Thursday, February 23, 2012

Respondus Lockdown Browser

RHCHP Faculty access will be available shortly

I recently attended a webinar on Respondus Lockdown Browser which was very informative. Respondus Lockdown Browser is a custom browser that prevents students from interacting with other programs and locks them into the exam until they submit it for grading.


- Lockdown browser can be applied to one quiz at a time.

- Lockdown browser setting is located in the Restrictions tab under Security options.

- All settings will be applied to the quiz in the lockdown browser.

- Links can be used in a quiz for students to click on to direct them to a page for viewing. All links, back and forward buttons will be disabled on that page.

- Recommend to give students a practice test before administering an exam. This will give students an opportunity to download the browser and practice taking the exam without having to worry about a grade.


- Students are unable to access the quiz without lockdown browser installed. They will be given a link to download lockdown browser.

- Students can install lockdown browser on their local computer. They are able to install on multiple computers. Internet Explorer must be installed on PC’s and Safari must be installed on Mac’s for lockdown browser to work.

- The menu bar is not available, such as file, edit, back, forward, maximize or minimize. Students are unable to print or right click. Keyboard shortcuts, such as copy/paste, are unavailable.

- If students try to exit during an exam, they will get a warning “You must finish this exam before you exit.” This helps to increase completion rates.

- Screen capture software, such as Snagit, is disabled. Lockdown browser also prevents students from visiting other websites, accessing other applications, such as skype, other instant messaging programs, and browsers.

Friday, February 10, 2012

Thoughts on IMSH 2012

The 2012 International Meeting for Simulation in Healthcare was held at the San Diego Convention Center in late January. This was my first IMSH conference and wasn't sure what to expect. The world of nursing simulations, and in particular virtual sims, is all new. I was amazed at just how extensive the development of serious gaming has become. This post will share some of the highlights of the two days spent.

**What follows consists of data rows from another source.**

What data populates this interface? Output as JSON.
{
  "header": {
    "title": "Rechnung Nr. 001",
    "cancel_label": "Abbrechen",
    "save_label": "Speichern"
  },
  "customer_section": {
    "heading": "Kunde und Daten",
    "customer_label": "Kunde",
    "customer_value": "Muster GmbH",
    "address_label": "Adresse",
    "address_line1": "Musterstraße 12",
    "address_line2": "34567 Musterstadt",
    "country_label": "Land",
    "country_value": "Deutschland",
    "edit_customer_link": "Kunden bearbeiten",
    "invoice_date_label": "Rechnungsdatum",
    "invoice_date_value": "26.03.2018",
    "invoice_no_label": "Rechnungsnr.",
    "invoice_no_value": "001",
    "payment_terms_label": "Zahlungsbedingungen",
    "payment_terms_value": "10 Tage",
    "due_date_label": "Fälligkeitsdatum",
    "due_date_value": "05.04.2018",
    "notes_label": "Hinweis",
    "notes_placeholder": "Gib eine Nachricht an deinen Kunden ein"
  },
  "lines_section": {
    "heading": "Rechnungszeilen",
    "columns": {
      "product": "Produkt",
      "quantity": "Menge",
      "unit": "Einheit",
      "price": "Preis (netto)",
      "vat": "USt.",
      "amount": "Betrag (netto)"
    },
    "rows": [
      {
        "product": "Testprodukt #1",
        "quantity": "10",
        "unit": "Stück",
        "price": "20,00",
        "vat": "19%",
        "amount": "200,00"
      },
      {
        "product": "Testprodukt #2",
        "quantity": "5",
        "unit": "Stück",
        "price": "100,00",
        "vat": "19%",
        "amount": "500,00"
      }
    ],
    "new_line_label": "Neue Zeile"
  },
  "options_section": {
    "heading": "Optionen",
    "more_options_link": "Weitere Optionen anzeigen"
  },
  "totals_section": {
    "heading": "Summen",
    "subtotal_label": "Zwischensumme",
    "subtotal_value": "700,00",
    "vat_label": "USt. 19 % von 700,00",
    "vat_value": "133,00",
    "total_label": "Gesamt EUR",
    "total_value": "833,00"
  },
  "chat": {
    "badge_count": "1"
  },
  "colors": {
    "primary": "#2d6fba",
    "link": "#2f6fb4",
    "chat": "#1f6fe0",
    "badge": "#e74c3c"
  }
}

My attendance at the conference stems from the discovery phase of a project currently in the works dealing with virtual nursing simulations. I've seen a number of avatar-based sims using primarily Second Life. But the Second Life learning curve is intimidating to many, and students with limited time may revolt at the required hours for orientation to the most basic movements.

I therefore focused my efforts on game-based environments and their use in the classroom.

Northeastern University has developed a Web-based virtual patient environment. When developing the environment they kept in mind the importance of ease of use by students. They wanted a realistic environment that was instructional, engaging and that provided plenty of feedback. They used SMEs to develop a decision tree when interacting with the virtual patients. The use of virtual patients allowed for the tracking of individual performances by students.

Another institution has created a virtual text-based environment. The Comprehensive Disease Management
course is four credits and involves didactic teaching, active learning, and nonlinear course tools. A facilitator guide provided framework for the courses. Rubrics were put in place for many of the processes. One goal of the course was to bridge the gap between classroom and practice. One outcome that stood out was how Millennials embraced the use of  virtual technologies. Grant funding was found for the third party Sim provider. The grant covered the development of ten sim cases. Course faculty provided the SME knowledge. The cases were modified to focus on pharmacists, provider, and patient interventions. Another cost savings was developing the cases in Word and letting the vendor translate into the game environment. Each sim has a text-based scenario and contains photos of patient and family, and social and medical histories. There is an interview component with audio and video. A set of questions allows the student to select a response video.

Without doubt, the most informative session was the IMSH Arcade Games and Showcase. Vendors were allowed one laptop or display. Participants could then sit down and discuss products without all the flash associated with the vendor fair. Several virtual sims stood out, including one from Lockheed Martin that featured a customizable clinical setting. You could select the patient type (gender, race, age), the degree of activity (slow or fast-paced), room environment, equipment, even the placement of the bed in relation to the door.

The University of Miami had recreated the Joplin tornado disaster and developed a triage training program. You controlled a character and were required to interact with the injured, performing triage and making decisions.

Health Partners Institute for Medial Education has developed a low-cost medication dispensing system and EMR for training students on bedside medication dispensing. The system consists of a cart, medication drawers, and used an EMR to track progress notes, lab reports, and more.

And to top off these technologies, I brought back video of a tabletop mannequin featuring layered construction. The system used an overhead projector. Then, using an iPad stylus, a student could peel away the chest skin revealing the rib cage. Peel away another layer revealed organs, including a beating heart. And so forth. The primary use is for surgical training but I could see potential for anatomy classes as well.